Mystery writer Mickey Spillane dies
Published 9:00 pm Monday, July 17, 2006
CHARLESTON, S.C. – Mickey Spillane, the macho mystery writer who wowed millions of readers with the shoot-‘em-up sex and violence of gumshoe Mike Hammer, died Monday. He was 88.
Details about his death were not immediately available.
After starting out in comic books, Spillane wrote his first Mike Hammer novel, “I, the Jury,” in 1946. Twelve more followed, with sales topping 100 million. Notable titles included “The Killing Man,” “The Girl Hunters” and “One Lonely Night.”
Many of these books were made into movies, including the classic film noir “Kiss Me, Deadly” and “The Girl Hunters,” in which Spillane himself starred. Hammer stories were also featured on television in the series “Mickey Spillane’s Mike Hammer” and in made-for-TV movies.
In the 1980s, Spillane appeared in a string of Miller Lite beer commercials.
Besides the Hammer novels, Spillane wrote a dozen other books, including some award-winning volumes for young people.
As a stylist Spillane was no innovator; the prose was hard-boiled boilerplate.
Mainstream critics had little use for Spillane, but he got his due in the mystery world, receiving lifetime achievement awards from the Mystery Writers of America and the Private Eye Writers of America.
Spillane, a bearish man who wrote on an old manual Smith-Corona typewriter, always claimed he didn’t care about reviews. He considered himself a “writer” as opposed to an “author,” defining a writer as someone whose books sell.

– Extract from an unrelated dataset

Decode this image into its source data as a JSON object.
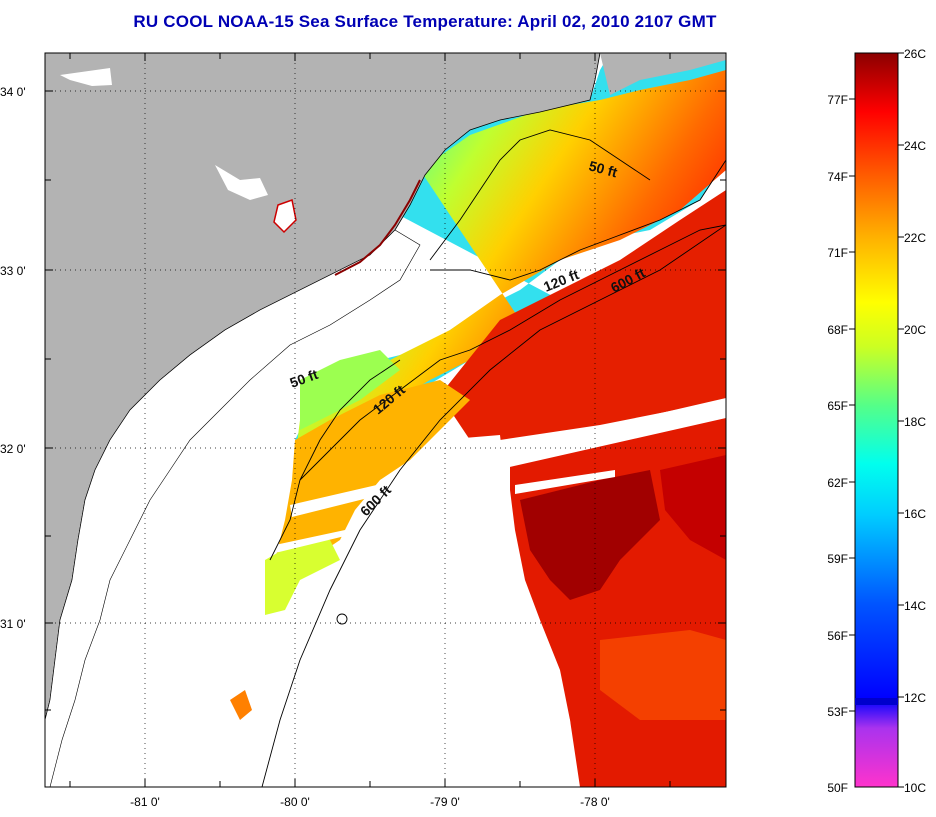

Spillane was born Frank Morrison Spillane on March 9, 1918, in the New York borough of Brooklyn. He grew up in Elizabeth, N.J., and began his career writing for magazines.
He had always liked police stories – an uncle was a cop – and in his pre-Hammer days he created a comic book detective named Mike Danger. At the time, the early 1940s, he was scribing for Batman, SubMariner and other comics.
Danger never saw print. World War II broke out and Spillane enlisted. When he came home, he needed $1,000 to buy some land and thought novels the best way to go. Within three weeks, he had completed “I, the Jury” and sent it to Dutton.
He was a quintessential Cold War writer, an unconditional believer in good and evil. He was also a rare political conservative in the book world. Communists were villains in his work and liberals took some hits as well. He was not above using crude racial and sexual stereotypes.
Spillane became a Jehovah’s Witness in 1951 and helped build the group’s Kingdom Hall in Murrells Inlet, a coastal community near Myrtle Beach. He spent his time boating and fishing when he wasn’t writing. In the 1950s, he also worked as a circus performer, being shot out of a cannon and appearing in the circus film “Ring of Fear.”
The home where he lived for 35 years was destroyed by the 135 mph winds of Hurricane Hugo in 1989.
Married three times, Spillane was the father of four children.